USRaceRelations
A man carries a cross through a neighborhood during Sunday church services in Ferguson, Missouri, on Nov. 30, 2014. Ferguson, a predominantly black city of about 21,000 people where almost all the political leaders and police are white, became the focal point of a national debate on race relations after police officer Darren Wilson shot and killed Michael Brown on Aug. 9. Reuters/Adrees Latif

Americans’ views on the state of race relations are at their worst since the 1992 riots that swept Los Angeles after police officers were acquitted in the beating of Rodney King, a new CBS News/New York Times poll finds. Sixty-one percent of respondents said race relations are “generally bad,” up from 44 percent following the August police shooting of Michael Brown in Ferguson, Missouri, and the most negative view in more than two decades.

The survey of 1,027 adults was conducted April 30 through May 3, during a week of unrest in Baltimore sparked by the death of Freddie Gray, a 25-year-old black man who died after being injured in police custody. On May 1, the Baltimore state’s attorney charged six officers in connection with Gray’s death, which the prosecutor said resulted from a fatal injury Gray suffered while riding in a police van.

The results of the poll showed for the first time since 1997 that a majority of both whites (62 percent) and blacks (65 percent) say race relations are bad, CBS reported. In February, just 35 percent of whites held that view. The survey has a 9-point margin of error among black respondents, and 4-point margin of error among white respondents.
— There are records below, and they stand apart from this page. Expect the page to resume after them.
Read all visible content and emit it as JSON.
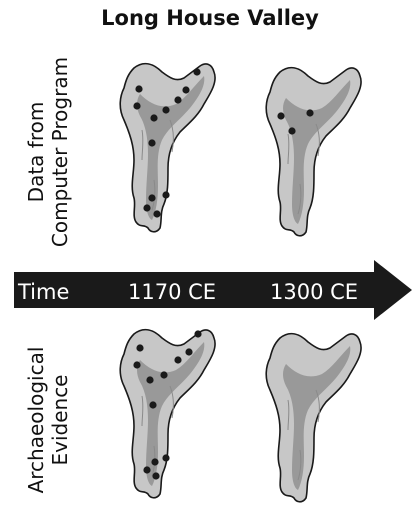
{
  "title": "Long House Valley",
  "rows": [
    {
      "id": "computer",
      "label_lines": [
        "Data from",
        "Computer Program"
      ]
    },
    {
      "id": "archaeological",
      "label_lines": [
        "Archaeological",
        "Evidence"
      ]
    }
  ],
  "timeline": {
    "label": "Time",
    "periods": [
      "1170 CE",
      "1300 CE"
    ]
  },
  "colors": {
    "valley_outer": "#c7c7c7",
    "valley_inner": "#999999",
    "outline": "#1a1a1a",
    "settlement": "#1a1a1a",
    "arrow": "#1a1a1a"
  },
  "icons": {
    "valley": "valley-map",
    "settlement": "settlement-dot",
    "arrow": "time-arrow"
  }
}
At the same time, blacks and whites surveyed expressed markedly different views about the use of deadly force by police, and whether or not police presence makes them feel safe.

“Blacks are more than twice as likely to say police in most communities are more apt to use deadly force against a black person — 79 percent of blacks say so compared with 37 percent of whites,” the New York Times wrote.

Forty-two percent of black respondents said that police presence in their communities makes them feel "mostly anxious," compared with just 16 percent of whites. At the same time, blacks were less likely (51 percent) than whites (81 percent) to say that police in their communities make them feel "mostly safe."